大学時代、観光学部で学んだきじまさんには、心に残る講師の言葉があります。『観光』とは、何かを光らせることではなく、もとからある光を見つけて、それを輝かせること――。料理をすることもこれに通じるといいます。スピーチの冒頭で―「皆さん、ここからは休憩時間ですよ!」とアドリブ満載の楽しい話を聞かせてくださったきじまさんの料理の世界、もっと詳しく知りたい方は、《きじまりゅうたのダイドコログ》をチェックしてみてくださいね。
2019年4月21日、要町駅からほど近い一角にグランドオープンした、発泡酒の小規模醸造所《Snark Liquidworks―スナーク リキッドワークス》(新しいウィンドウで開きます)。ビアパブを併設しており、池袋の地で作りたてのクラフトビールが楽しめるお店として、その解禁が待ち望まれてきました。今回のとしま会議の会場ともなったSnark Liquidworks。カウンター越しに見える醸造用タンクが大きな存在感を放っています。
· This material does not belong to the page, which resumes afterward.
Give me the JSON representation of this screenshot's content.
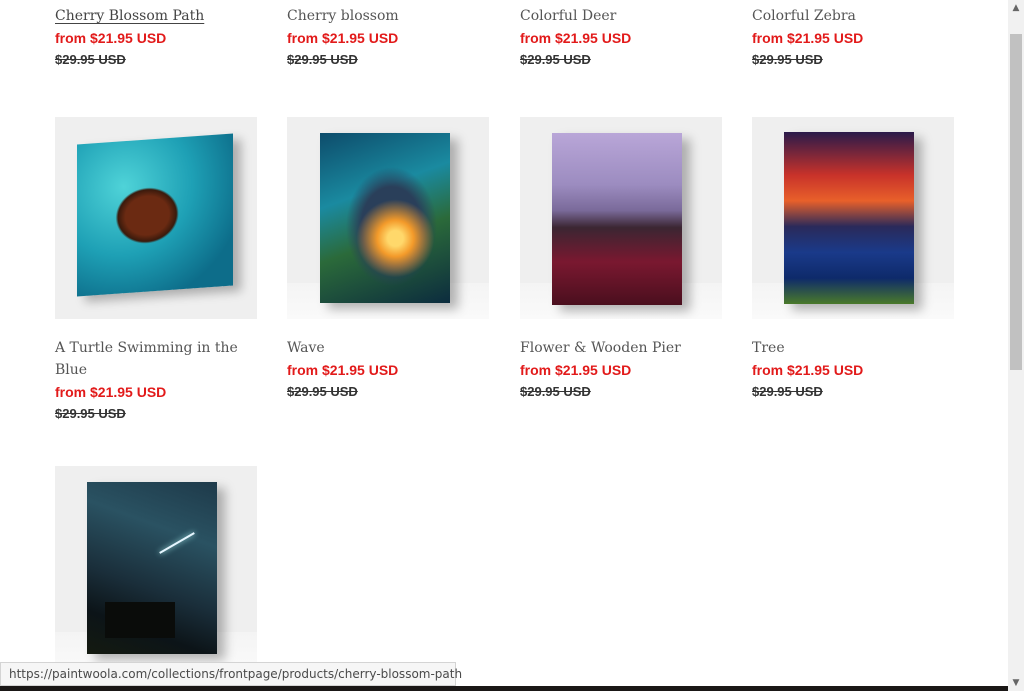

―「ビールという飲み物は、ワインと比べても圧倒的に多様性があるんです。アルコールは0%から20%を越えるものまであり、色も様々で、炭酸の強度にも大きな差がある。こんなにありとあらゆるものがそろう飲み物は他にないでしょう」。藤浦さんはそうした奥深いビールの魅力を多くの人に広めたいと考えています。
本でビールが作られるようになったのは明治時代と歴史は浅く、大手メーカーの数は変遷をたどっても5社ほどのものです。それぞれの味に大差はなく、日本人の多くがビールの多様性を未体験なのだとか。藤浦さんによると、酒税法の規制や定められた最低年間醸造量などによって、醸造所の運営は一筋縄ではいかないのだそうです。こうした背景もあって、日本は個性的なビールが生まれにくい土壌にあるようです。
それらの課題を一つひとつクリアにして実現したSnark Liquidworksの操業。巨大なタンクを設置できる物件は貴重で、探し続けていた藤浦さんにとってNishiikeMart【西池袋マート】との出合いはまたとないものでした。―「近所の人に来てもらえたらうれしい」という藤浦さんのスピーチは、つかの間のビールセミナーのようで、クラフトビールを片手に聞き入る参加者たちをうならせていました。
今回の会場はNishiikeMart【西池袋マート】。築50年近い建物をリノベーションし、ビアパブ(Snark Liquidworks)、アートギャラリー、そしてラジオブースが誕生しました。まちの人をつなぐ拠点として、様々な発信が期待されています。